Black Sci-Fi/Spec Fic Primer–W. E. B. DuBois

W. E. B. Dubois (1868-1963)

Yes most of us are familiar with DuBois, whether we know him generally because we encountered The Souls of Black Folk somewhere along our educational journey or we have a more intimate knowledge of his life and work for African American socio-economic equality.  Most folks don’t know, however, that DuBois frequently wrote fiction and that those short stories were often of the speculative variety.

DuBois’s speculative titles include “Jesus Christ in Texas” (1920) and “The Comet” (1920) among others.  The stories deal with the same sorts of issues that he tackled in his non-fiction writings, which (very generally, so all of you DuBois scholars don’t lambaste me for my summary of his efforts) questioned the belief systems and the social structures that were/are the foundation for racism and racial inequality.

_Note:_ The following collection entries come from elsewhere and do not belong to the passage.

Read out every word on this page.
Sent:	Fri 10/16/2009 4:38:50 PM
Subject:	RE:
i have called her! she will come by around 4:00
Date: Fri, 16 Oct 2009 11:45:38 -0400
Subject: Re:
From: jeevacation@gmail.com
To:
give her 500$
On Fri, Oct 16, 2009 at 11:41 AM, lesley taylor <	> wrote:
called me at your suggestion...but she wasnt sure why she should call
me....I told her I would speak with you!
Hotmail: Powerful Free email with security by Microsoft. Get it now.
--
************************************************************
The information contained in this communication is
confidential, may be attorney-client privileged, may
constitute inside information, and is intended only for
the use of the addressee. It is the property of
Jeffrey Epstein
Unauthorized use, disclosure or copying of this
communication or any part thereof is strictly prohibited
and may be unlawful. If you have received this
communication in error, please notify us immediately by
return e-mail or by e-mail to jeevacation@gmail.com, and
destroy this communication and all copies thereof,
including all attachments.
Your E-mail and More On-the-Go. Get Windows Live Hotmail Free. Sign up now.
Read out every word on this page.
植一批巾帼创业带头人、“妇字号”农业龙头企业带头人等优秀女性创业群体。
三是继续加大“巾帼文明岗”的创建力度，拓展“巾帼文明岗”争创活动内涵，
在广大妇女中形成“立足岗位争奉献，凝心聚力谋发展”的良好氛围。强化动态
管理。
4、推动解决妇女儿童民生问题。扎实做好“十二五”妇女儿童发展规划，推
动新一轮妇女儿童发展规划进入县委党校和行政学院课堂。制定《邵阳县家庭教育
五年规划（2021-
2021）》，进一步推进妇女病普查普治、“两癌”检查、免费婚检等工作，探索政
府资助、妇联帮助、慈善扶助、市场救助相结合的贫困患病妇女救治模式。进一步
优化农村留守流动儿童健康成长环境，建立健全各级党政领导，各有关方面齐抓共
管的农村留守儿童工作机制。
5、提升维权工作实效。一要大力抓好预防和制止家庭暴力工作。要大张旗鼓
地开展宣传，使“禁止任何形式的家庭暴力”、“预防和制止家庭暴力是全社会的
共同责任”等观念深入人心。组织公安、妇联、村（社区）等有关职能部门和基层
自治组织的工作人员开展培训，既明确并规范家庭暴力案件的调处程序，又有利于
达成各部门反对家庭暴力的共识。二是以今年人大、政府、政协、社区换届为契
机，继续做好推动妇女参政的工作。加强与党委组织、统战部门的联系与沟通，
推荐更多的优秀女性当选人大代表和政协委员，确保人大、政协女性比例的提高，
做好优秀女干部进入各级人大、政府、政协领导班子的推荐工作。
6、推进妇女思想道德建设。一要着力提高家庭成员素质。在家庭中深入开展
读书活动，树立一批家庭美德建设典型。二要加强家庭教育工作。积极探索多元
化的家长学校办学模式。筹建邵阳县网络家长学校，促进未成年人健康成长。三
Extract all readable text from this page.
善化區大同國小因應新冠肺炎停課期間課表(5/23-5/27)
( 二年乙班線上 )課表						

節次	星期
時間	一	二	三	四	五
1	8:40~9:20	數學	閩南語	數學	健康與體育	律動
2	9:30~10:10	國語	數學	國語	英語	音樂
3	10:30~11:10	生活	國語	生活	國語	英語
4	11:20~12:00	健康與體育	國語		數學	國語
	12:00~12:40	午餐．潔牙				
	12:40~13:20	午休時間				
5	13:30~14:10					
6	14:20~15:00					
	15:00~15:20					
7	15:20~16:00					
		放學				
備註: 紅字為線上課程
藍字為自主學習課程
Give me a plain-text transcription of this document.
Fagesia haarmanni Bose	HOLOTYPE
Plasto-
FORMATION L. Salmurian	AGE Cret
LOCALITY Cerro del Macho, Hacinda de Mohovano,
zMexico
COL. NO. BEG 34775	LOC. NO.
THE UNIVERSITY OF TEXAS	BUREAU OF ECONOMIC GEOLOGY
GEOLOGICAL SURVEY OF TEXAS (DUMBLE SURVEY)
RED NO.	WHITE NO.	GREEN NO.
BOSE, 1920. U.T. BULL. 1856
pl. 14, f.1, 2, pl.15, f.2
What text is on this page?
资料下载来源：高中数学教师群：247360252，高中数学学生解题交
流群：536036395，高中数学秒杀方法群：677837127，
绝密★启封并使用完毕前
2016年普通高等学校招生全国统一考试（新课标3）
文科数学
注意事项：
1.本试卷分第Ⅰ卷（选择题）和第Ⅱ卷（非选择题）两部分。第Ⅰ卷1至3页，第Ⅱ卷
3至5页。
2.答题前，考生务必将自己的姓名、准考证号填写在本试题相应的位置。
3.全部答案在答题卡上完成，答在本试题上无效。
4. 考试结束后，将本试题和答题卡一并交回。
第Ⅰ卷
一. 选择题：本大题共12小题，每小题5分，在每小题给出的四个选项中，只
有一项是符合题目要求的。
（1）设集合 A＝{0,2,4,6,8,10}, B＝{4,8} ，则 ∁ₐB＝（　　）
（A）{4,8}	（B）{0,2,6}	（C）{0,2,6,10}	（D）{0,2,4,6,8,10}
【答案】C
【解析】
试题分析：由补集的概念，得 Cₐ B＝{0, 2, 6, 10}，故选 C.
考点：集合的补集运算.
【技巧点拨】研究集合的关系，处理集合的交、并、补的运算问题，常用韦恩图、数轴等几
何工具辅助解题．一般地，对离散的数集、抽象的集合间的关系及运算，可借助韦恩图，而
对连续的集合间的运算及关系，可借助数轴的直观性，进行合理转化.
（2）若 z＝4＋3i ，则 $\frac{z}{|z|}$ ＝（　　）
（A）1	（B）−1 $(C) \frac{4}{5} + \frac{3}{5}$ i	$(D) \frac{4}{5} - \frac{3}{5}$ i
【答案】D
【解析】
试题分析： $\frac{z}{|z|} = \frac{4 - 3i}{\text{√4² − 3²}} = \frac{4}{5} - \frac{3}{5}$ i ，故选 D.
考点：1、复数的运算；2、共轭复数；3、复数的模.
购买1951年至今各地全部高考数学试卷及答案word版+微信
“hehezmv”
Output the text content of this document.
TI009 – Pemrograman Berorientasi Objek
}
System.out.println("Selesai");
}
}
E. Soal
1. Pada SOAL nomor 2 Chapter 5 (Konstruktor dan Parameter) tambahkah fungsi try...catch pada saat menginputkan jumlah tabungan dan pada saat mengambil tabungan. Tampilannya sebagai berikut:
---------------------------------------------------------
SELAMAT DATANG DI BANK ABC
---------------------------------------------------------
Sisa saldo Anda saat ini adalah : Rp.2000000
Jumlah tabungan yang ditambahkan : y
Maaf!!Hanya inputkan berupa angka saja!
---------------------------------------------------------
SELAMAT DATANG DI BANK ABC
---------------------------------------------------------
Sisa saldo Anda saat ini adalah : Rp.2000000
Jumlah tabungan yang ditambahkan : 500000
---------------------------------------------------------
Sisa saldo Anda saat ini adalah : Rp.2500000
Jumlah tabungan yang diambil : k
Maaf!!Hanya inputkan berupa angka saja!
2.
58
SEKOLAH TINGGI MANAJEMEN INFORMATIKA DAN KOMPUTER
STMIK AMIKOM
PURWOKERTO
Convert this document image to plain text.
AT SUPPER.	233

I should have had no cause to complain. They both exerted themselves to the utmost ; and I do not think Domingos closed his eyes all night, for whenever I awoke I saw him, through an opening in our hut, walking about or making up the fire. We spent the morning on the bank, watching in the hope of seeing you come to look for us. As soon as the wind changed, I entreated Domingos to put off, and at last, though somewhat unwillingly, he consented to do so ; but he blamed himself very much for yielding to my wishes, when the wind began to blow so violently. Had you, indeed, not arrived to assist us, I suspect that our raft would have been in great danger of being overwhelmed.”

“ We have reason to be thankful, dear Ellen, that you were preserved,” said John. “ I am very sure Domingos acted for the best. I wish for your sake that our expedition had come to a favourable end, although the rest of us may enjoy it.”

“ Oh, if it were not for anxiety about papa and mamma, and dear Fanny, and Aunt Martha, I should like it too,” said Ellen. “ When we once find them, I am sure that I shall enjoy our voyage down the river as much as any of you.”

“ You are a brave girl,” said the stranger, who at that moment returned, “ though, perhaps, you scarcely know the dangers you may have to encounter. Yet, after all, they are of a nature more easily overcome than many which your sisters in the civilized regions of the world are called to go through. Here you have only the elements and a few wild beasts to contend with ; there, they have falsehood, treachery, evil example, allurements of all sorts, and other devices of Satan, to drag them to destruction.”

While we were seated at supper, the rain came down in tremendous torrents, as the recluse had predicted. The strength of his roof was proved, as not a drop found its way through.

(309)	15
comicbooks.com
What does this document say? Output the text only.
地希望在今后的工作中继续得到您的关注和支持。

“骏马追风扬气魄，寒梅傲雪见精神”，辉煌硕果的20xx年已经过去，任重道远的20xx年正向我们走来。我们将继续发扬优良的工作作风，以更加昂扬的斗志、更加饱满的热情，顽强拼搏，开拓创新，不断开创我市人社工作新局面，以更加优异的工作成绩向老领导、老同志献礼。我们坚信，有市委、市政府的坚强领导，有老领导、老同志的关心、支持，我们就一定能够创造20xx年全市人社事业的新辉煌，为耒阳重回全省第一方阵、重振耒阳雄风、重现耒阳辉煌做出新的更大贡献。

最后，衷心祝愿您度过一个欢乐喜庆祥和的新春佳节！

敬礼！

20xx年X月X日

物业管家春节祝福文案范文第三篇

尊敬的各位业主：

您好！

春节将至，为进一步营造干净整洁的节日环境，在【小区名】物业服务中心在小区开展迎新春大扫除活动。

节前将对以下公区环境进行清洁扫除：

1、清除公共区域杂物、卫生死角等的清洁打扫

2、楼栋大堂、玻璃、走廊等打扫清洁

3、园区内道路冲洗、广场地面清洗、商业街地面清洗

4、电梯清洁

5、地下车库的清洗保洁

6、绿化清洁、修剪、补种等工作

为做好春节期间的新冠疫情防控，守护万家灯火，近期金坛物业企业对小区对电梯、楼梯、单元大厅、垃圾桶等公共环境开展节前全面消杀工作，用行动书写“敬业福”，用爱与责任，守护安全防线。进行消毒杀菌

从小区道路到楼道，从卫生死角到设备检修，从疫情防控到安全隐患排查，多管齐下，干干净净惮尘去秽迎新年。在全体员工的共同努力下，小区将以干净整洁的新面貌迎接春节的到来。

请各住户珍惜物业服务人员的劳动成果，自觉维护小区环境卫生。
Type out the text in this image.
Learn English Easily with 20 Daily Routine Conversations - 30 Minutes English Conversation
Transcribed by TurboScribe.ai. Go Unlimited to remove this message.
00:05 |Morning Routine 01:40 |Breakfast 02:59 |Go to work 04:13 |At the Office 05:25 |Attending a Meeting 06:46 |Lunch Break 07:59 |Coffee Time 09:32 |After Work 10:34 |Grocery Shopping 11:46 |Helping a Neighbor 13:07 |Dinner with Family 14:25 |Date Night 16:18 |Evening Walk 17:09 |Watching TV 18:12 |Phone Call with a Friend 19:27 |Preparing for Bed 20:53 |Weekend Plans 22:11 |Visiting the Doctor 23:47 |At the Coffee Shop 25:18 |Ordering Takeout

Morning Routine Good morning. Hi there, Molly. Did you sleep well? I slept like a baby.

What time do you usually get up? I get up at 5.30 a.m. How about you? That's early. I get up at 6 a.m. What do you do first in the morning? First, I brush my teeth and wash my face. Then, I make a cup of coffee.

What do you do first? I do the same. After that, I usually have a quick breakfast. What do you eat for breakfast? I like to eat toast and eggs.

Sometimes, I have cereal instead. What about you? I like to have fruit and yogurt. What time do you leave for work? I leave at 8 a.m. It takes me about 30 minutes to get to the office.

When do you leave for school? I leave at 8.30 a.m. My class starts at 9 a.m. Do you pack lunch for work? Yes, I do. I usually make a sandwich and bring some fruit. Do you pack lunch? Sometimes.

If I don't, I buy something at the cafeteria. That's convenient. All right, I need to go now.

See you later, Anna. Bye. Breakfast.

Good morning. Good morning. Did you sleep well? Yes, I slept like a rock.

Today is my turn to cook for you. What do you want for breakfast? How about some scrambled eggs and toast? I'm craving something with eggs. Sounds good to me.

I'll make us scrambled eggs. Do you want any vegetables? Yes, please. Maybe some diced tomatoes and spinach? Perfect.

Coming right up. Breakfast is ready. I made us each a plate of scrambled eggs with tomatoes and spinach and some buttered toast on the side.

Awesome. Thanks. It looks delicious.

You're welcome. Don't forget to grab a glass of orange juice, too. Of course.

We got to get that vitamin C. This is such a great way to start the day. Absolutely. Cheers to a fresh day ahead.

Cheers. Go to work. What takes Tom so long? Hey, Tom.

“The Comet,” for instance, imagines what would happen if there were only two people left on the planet–a black man and a white woman–asking this question: what if all of the infrastructure that props up segregation is torn away, so that people of different races have to encounter each other as human beings–as men and women.  Anybody familiar with the “strange fruit”, which so frequently hung from southern boughs during the early part of the 20th century, immediately understands how dangerous a proposition that might be.

For some samples of DuBois’s speculative offerings, check out Dark Matter:  A Century of Speculative Fiction from the African Diaspora and Dark Matter:  Reading the Bones as a starting point.